Leicester City Council v T

 

No Substantial Judicial Treatment

 

 

Court

Family Court

 

Judgment Date

28 January 2016

 

Where Reported

[2016] EWFC 20

[2016] 1 WLUK 599

[2017] 1 F.L.R. 1585

[2016] Fam. Law 952

[2017] C.L.Y. 948

Judgment

 

Subject

Family law

 

Other related subjects

Local government

 

Keywords

Care orders; Child protection; Children’s welfare; Grandparents; Radicalisation; Removal from jurisdiction; Syria; Terrorism; Threshold criteria

 

Judge

Keehan J

 

Case Digest

Summary

Final care orders were made in relation to three children whose mother had tried to take them to Syria to join Islamic State.

 

Abstract

A local authority applied for final care orders in relation to three children aged 11, 8 and 5.

 

The children had been with their mother at an airport when she was arrested. Her phone was found to contain images of children with firearms and wearing balaclavas bearing the emblem of Islamic State. Examination of other electronic devices in her home revealed that she had been in conversation with a large number of people linked to Islamic State. She had also been provided with funds by persons unknown. The children were removed and placed with their maternal grandparents.
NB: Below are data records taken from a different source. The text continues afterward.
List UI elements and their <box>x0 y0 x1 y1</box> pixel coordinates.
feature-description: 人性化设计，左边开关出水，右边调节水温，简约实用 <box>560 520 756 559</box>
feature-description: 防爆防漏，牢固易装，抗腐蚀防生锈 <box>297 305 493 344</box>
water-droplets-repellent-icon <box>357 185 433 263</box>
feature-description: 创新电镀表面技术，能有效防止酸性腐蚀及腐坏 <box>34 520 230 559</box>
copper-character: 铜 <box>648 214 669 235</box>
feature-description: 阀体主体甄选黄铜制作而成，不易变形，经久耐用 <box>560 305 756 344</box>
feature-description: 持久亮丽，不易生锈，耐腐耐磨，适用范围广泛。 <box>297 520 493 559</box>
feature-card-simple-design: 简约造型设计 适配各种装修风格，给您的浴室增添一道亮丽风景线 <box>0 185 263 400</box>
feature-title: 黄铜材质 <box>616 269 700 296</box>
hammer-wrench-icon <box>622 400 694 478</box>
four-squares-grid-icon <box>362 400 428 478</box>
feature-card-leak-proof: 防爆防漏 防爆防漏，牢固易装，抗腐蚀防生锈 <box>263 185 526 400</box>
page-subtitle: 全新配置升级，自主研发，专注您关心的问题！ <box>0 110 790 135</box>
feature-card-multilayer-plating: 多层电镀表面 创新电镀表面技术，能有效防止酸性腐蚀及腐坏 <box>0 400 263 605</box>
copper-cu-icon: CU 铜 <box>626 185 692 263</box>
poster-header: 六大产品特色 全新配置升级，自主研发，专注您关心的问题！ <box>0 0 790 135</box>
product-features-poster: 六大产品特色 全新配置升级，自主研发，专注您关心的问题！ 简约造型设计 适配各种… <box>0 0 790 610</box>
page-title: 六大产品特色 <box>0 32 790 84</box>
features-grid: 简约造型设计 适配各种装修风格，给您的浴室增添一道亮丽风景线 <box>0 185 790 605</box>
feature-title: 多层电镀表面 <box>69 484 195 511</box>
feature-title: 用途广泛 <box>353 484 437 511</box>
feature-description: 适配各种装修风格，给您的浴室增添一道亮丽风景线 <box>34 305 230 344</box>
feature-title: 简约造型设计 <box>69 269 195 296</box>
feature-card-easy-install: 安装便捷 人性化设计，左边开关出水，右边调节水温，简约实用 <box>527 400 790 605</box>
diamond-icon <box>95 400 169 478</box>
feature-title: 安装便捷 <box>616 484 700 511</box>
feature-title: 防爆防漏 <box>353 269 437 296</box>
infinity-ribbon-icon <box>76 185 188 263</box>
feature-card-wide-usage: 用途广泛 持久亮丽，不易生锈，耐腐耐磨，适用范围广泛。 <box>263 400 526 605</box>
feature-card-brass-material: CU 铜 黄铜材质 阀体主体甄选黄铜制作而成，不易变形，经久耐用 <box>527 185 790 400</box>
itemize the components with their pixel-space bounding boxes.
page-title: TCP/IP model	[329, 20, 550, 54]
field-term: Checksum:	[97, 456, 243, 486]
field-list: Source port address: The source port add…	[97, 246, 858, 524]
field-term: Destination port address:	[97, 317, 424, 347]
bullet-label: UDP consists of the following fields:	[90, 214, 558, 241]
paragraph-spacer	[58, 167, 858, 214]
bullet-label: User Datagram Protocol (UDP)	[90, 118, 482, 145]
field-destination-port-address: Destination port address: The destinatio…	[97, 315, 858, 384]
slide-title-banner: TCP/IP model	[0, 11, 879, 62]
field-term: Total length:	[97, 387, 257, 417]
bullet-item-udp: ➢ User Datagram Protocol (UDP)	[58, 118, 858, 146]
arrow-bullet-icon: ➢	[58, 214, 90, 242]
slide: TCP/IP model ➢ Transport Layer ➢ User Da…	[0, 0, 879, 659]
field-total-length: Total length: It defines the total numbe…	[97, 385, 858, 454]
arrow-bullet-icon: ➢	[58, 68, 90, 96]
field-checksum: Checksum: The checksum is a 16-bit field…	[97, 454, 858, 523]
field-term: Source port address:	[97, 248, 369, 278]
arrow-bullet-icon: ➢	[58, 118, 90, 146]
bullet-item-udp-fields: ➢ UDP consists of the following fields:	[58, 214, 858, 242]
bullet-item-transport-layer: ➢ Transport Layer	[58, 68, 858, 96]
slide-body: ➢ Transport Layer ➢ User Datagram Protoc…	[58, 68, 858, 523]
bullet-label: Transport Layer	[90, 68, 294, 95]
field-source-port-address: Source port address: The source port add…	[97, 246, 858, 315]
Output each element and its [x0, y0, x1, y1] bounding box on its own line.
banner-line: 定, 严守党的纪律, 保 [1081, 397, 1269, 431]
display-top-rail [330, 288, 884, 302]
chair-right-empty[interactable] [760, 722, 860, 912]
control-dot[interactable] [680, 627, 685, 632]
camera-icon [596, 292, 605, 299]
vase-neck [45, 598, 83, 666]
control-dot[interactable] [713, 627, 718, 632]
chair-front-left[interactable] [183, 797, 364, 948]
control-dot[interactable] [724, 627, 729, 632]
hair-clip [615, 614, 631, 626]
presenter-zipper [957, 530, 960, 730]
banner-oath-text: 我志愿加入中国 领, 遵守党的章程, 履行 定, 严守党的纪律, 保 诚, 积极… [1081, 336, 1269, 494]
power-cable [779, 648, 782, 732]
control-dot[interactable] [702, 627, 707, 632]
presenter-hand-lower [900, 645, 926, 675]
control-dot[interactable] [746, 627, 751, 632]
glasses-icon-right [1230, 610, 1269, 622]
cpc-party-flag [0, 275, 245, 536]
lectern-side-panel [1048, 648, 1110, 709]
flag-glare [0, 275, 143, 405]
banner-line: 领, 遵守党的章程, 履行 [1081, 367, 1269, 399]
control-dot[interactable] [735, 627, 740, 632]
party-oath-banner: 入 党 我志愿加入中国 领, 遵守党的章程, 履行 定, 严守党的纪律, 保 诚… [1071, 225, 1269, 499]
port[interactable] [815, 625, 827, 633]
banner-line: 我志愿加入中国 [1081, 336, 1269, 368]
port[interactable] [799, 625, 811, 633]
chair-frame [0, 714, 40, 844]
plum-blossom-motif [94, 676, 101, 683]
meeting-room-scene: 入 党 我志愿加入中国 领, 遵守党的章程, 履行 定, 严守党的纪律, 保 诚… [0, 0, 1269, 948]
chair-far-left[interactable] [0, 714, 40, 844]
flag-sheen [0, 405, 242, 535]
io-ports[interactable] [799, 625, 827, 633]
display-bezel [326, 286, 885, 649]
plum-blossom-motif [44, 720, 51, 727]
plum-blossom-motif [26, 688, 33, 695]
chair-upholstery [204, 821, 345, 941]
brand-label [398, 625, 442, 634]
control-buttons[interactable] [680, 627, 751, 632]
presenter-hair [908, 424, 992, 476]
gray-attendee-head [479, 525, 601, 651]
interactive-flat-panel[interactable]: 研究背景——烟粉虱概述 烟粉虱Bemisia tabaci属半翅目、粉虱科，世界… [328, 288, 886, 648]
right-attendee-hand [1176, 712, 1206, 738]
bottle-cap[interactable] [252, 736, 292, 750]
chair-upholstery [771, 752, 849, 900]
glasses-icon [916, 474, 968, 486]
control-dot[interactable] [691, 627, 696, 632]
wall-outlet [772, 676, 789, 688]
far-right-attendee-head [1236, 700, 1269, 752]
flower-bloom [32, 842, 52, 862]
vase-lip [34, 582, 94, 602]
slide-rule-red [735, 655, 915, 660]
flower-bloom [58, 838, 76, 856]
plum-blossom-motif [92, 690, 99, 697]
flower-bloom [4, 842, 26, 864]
The local authority sought findings that (i) it was the mother’s intention to go to a war zone in Syria controlled by Islamic State with the children and for all of them to remain there permanently; (ii) her intention to cross into Syria was driven by religious ideology and placed the children at risk of suffering significant harm and probable radicalisation, and being placed at risk of death; (iii) the mother intended to spend time with both the children and their father together, placing them at risk of ongoing exposure to domestic abuse and a risk of emotional harm.

 

 

Held

Application granted.

 

There was no doubt that the mother had intended to travel to Syria. She had been in contact with Jihadists solely for the purposes of going travelling there, and if she had succeeded in her attempts to join Islamic State, the children would have been put at extreme risk of very, very significant harm, if not death. Furthermore, the court was bound to draw the inference that the money found in the mother’s possession had come from Jihadist supporters. The findings sought by the local authority were amply supported by the evidence. The threshold criteria of the Children Act 1989 s.31(2) were satisfied in respect of each of the three children. It met the welfare best interests of all three children to remain in the care of their maternal grandparents who had provided them with excellent care. They would be at risk of harm were they to return to their mother’s care. Accordingly it was appropriate to make care orders in respect of each of the three children in favour of the local authority (see paras 14, 16-19 of judgment).